自分から率先してぶつかって前髪を掴まないと、気付いた時には既に女神は後ろに通り過ぎていて、チャンスはものにできないというのだ。
どんなことでも、それは同じだと思う。
仕事でも、恋愛でも。
僕は、三次元の世界からは逃げてしまった身だから、此処で小泉にあれこれと語る資格はないのかもしれないけれど。
彼女が今チャンスを掴むべく手を伸ばそうとしているのなら、それを応援してやりたいという気持ちはある。
だから、言う。
ほんの少しでも彼女より長く人生を歩んできた先輩として。
「傷付くことを恐れないで、前に進め。その人に、自分の想いをちゃんと言え。言わないで後悔するより、言って後悔した方が何倍もマシだ。だろう?」
「……そうですね」
小泉は前を向いた。
「あたし、必ずものにしてみせます。この想い。
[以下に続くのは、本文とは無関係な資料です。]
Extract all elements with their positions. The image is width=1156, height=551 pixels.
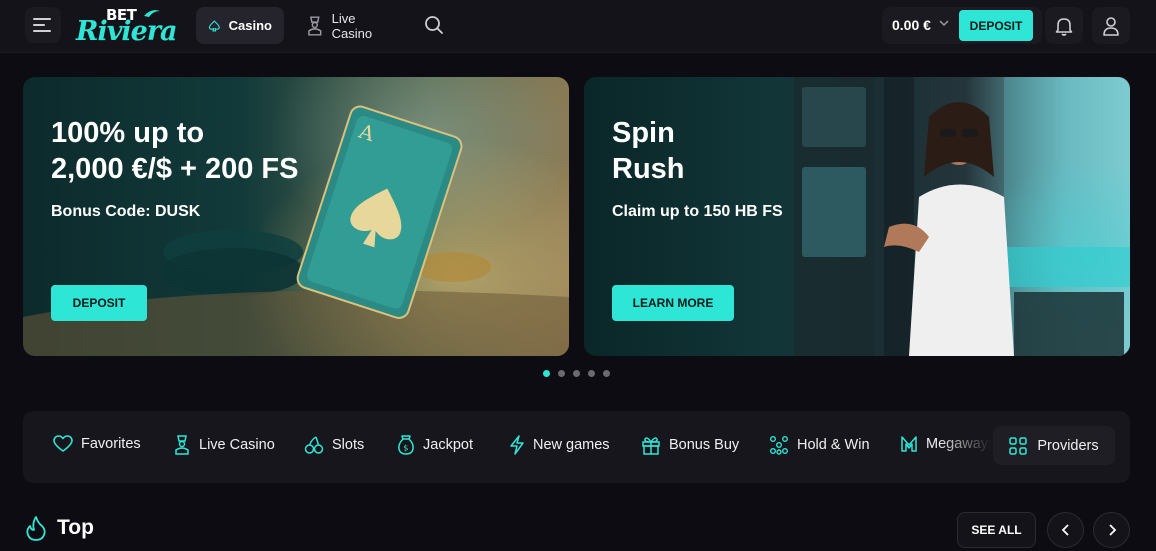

今はまだ無理だけど……いつかその時が来たら、ちゃんと、その人の前で告白します」
「あんたなら必ず成し遂げられるさ。頑張れ」
僕は鍋の火を止めて、戸棚から丼を三つ取り出した。
「さ、飯にするか。卵雑炊作ったけど、食べるだろ?」
「……何だかすみません。泊めてもらった上に朝御飯まで御馳走になっちゃって」
「気にするな。作る量が二人前から三人前に増えたところで大して変わらないさ」
寝床で寝息を立てているミラに視線を向ける。
彼女がまだ寝てるのは珍しい。どうやら酒を飲んだせいで朝に弱くなっているらしい。
ミラを起こしてくれ、と小泉に言うと、彼女は客にものを頼むなと軽口を叩きながらミラの寝床へと移動した。
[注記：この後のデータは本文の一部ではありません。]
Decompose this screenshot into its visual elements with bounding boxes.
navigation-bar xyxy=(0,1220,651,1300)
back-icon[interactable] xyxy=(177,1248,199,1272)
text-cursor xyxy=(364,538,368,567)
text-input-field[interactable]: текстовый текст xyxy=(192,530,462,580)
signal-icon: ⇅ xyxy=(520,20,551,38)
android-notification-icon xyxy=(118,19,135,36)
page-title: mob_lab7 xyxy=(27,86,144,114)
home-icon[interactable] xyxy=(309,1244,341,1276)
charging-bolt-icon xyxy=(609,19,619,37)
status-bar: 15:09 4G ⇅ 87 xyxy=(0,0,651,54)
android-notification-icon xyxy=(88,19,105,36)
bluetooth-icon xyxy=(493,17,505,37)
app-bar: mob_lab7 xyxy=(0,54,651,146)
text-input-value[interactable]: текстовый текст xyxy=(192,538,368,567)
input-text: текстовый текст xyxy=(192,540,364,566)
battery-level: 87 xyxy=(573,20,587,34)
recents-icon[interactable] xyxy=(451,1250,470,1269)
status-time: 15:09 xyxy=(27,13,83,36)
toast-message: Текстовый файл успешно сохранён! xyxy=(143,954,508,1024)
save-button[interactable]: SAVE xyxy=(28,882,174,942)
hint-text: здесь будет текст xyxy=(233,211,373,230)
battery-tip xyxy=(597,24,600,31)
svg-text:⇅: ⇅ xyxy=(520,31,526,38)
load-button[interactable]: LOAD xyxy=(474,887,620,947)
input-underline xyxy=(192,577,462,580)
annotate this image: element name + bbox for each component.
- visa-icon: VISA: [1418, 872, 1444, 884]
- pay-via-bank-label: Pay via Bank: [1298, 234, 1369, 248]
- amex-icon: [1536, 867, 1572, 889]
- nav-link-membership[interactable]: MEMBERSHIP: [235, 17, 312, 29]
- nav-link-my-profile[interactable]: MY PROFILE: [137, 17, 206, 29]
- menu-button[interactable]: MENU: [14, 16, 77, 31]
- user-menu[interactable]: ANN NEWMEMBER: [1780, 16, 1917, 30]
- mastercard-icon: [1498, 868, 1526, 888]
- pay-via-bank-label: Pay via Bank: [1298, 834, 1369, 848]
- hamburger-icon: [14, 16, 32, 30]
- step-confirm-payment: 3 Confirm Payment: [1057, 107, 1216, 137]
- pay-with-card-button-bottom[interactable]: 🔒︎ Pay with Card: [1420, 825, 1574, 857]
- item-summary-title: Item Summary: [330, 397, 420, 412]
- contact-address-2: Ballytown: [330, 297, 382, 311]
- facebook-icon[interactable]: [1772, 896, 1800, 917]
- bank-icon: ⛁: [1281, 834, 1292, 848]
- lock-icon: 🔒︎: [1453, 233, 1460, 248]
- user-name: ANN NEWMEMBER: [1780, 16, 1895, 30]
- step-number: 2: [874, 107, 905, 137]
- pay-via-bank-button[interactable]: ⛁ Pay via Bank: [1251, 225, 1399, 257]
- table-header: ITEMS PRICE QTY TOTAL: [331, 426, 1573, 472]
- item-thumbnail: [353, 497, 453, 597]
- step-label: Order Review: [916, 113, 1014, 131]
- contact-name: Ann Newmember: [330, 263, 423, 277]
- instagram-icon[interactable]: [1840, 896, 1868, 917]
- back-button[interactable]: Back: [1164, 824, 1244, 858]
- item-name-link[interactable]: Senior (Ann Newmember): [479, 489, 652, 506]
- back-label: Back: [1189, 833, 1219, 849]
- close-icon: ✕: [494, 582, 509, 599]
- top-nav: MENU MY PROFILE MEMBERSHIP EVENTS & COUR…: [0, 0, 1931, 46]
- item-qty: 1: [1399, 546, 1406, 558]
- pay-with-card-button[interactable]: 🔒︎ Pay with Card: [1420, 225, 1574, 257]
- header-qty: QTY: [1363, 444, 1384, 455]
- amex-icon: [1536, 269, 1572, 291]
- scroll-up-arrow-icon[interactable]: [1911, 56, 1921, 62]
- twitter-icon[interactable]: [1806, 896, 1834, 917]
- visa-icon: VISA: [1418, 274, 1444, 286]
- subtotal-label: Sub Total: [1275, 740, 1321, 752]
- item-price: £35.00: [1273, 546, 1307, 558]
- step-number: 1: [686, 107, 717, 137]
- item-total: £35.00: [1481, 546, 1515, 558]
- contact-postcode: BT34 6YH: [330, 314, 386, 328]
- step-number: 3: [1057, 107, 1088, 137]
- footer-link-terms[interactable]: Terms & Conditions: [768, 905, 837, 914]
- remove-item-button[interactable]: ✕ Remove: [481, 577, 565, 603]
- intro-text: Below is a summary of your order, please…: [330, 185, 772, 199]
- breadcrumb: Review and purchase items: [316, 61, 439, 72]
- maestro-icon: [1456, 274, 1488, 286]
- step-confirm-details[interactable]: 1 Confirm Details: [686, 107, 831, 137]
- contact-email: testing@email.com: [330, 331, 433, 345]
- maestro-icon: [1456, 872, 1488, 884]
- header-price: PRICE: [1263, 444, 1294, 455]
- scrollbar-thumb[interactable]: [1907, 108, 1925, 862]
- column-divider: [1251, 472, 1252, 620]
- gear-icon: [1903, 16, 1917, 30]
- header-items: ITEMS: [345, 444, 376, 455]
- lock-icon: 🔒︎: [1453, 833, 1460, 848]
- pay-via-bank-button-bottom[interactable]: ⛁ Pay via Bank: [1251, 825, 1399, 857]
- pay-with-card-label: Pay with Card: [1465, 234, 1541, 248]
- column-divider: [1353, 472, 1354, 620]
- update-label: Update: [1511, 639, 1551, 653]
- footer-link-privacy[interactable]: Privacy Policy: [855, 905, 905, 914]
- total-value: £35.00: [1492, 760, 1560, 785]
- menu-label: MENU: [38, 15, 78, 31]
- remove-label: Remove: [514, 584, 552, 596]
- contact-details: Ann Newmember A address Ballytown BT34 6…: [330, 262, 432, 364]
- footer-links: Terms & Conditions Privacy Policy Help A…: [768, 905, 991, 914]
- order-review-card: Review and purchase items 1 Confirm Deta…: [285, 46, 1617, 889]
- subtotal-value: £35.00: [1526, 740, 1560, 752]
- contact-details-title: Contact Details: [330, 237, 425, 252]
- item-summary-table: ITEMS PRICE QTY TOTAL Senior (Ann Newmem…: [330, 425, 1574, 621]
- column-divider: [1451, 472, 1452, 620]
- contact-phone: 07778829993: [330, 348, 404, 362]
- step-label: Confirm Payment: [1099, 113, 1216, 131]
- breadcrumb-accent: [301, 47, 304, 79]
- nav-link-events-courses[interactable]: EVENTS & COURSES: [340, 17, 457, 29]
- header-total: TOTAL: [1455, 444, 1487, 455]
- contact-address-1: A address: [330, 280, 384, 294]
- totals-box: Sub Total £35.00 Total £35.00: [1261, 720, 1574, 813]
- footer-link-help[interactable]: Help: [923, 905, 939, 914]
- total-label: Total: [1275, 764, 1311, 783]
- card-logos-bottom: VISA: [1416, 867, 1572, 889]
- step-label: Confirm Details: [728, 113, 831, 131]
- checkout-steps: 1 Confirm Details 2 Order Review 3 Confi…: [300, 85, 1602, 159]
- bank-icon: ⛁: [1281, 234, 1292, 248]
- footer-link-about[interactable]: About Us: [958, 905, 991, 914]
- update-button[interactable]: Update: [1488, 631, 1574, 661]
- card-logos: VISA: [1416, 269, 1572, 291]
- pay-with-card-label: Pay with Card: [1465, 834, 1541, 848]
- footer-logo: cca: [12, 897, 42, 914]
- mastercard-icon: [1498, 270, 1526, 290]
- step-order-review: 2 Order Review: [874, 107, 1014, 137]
僕はそれを見つめながら、丼に雑炊を盛り付けていった。
朝飯を食べてすっかり元気になった小泉は、礼を言って自分の家へと帰っていった。
再びミラと二人きりになった家の中で、僕は小泉がしていた話を何となく思い出していた。
僕にも、掴むべき運命のチャンスが訪れる日が来るのだろうか──
それがどんなチャンスであったとしても絶対に逃すものかと思いながら、洗い物を黙々とこなしたのだった。